O SescTV exibe pela primeira vez o documentário Tudo Vai Ficar da Cor que Você Quiser (2014 – 1h15min.), dirigido por Letícia Simões.  A produção conta a história do poeta, jornalista, músico e artista plástico Rodrigo de Souza Leão, que sofria de esquizofrenia e morreu em 2009, aos 43 anos de idade, em uma clínica psiquiátrica, ao sofrer uma parada cardíaca. Em seu acervo, um romance e diversos poemas delineiam a esquizofrenia. O filme estreia no dia 14/10, sábado, às 22h, e traz depoimentos do próprio escritor, de familiares e de pessoas ligadas a ele de alguma forma.

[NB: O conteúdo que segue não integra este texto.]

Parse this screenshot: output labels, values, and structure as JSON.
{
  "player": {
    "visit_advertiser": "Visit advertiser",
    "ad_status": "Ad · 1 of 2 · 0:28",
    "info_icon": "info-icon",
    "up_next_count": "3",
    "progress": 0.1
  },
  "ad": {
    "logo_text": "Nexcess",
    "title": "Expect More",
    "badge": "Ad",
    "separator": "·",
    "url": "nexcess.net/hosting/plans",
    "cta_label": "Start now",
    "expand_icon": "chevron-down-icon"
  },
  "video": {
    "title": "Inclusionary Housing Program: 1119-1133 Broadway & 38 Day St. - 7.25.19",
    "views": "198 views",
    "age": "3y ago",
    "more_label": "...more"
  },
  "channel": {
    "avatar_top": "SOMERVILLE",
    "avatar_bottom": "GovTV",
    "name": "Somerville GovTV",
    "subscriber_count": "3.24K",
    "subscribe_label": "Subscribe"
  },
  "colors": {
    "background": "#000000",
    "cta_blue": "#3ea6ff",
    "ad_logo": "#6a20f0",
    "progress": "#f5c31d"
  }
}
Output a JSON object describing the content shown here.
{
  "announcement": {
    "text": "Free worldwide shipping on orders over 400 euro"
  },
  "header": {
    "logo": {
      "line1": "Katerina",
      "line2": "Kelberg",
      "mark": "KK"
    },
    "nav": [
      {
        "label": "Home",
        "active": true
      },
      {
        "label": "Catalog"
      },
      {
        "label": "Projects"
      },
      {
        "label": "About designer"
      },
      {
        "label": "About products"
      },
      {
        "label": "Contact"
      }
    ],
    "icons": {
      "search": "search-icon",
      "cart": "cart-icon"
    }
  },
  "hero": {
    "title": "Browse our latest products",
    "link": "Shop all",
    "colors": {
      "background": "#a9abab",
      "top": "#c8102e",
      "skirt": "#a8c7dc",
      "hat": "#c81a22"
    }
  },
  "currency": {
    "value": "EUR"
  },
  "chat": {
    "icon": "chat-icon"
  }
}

Além disso, contempla material de arquivo e obras do artista carioca.  (assista também pela internet em sesctv.org.br).  
 
"Eu comecei escrevendo poesia, mas na verdade eu nunca quis ser escritor, meu plano era ser vocalista", confessa Rodrigo em um áudio. "Arranho muito pouco o violão, gosto de compor", completa o artista que teve uma banda nos anos de 1980 e tocava no Circo Voador, um espaço cultural localizado no bairro da Lapa, na cidade do Rio de Janeiro. 
 
O poeta iniciou na literatura logo após seu primeiro surto de esquizofrenia, aos 23 anos de idade. Nessa época, uma brincadeira feita por colegas de trabalho, pedindo que fosse procurar um carbono pautado, deixou-o estressado, desencadeando os sintomas. Começou a ficar em casa escrevendo ficção sem parar. "Ele não saía mais, tinha medo de tudo e foi indo até se aposentar", comenta sua mãe Maria Silvia. A brincadeira resultou no livro Carbono Pautado (2012), que tem trecho encenado no documentário. Para sua irmã Maria Dulce, esta é a criação mais verdadeira de Rodrigo. "Ele conta realmente mais dele", afirma. 
 
O artista, que a princípio usava máquina de datilografia, pegou gosto por novas tecnologias. "Ele era uma pessoa multimídia", fala Bruno, irmão do escritor. Computador, filmadora e aparelho de mixagem tornaram suas principais ferramentas de trabalho. Rodrigo gostava de produzir vídeos e mixar som e, na internet, editava revistas literárias e mantinha o blog Lowcura. Inteligente, irônico, debochado e engraçado são algumas das qualidades atribuídas a ele por aqueles que o conheceram.  
 
 
O documentário também fala sobre as internações do artista. Após voltar de uma delas, escreveu Todos os Cachorros São Azuis (2008), drama no qual descreve personagens da clínica. "Quando ele chega neste livro, encontra os procedimentos de narrativa que queria, o registro da linguagem", revela o poeta Leonardo Gandolfi. 
 
A produção mostra, ainda, a carta que o escritor deixou para a família e seu lado artista plástico. Segundo seu pai, Antônio, o filho admirava muito o pintor Jean-Michel Basquiat. "Os quadros do Rodrigo são muito semelhantes", comenta.  Para a poetisa Suzana Vargas, Rodrigo levou a literatura para seus quadros.